E o que pode acontecer nos próximos meses?

No setor dos eventos vamos assistir a vários comportamentos por parte da oferta causados por várias realidades, desde a escassez das matérias primas para a produção de material (merchandising, roll ups, flyers, banners, etc.), ao aumento dos custos de produção causados pela energia, combustíveis e alimentos (catering, custos de transporte, AV), quer pela ausência de profissionais qualificados que saíram deste setor e que, sem perspetivas, não voltarão.

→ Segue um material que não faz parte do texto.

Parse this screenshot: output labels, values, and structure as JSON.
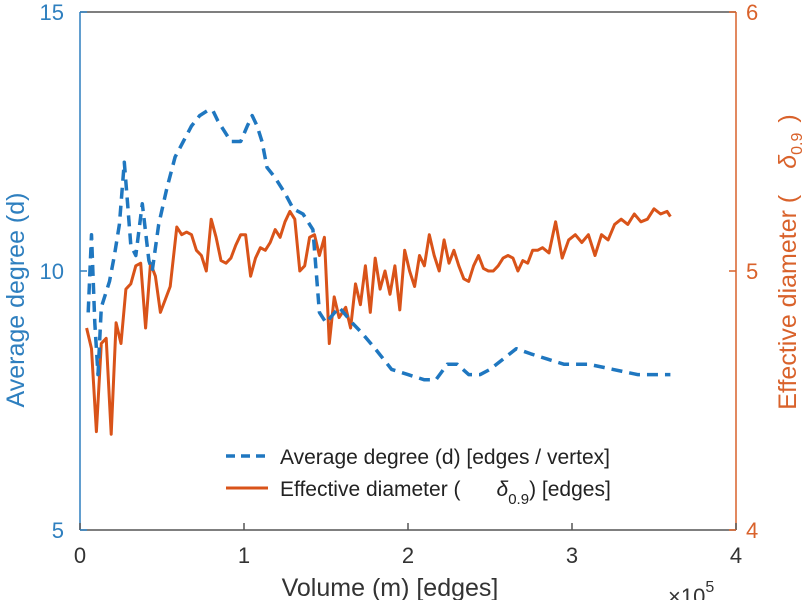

Isto leva a uma reflexão sobre a inflação: o setor trabalho é o mais penalizado, porque os salários normalmente não aumentam, nem no mesmo período, nem na mesma percentagem do que a inflação. Precisamente porque quem quer controlar a inflação quer controlar o consumo.

Não falamos ainda das taxas de juro: empresas com tesouraria frágil terão de suportar custos de empréstimo cada vez mais elevados. É uma novidade em mais de 20 anos, mas quem tem mais alguns anos, recorda-se de taxas de juro de 5%, 10%, ou mais. Agora existem políticas de contenção que não existiam, mas pode acontecer se a inflação não diminuir.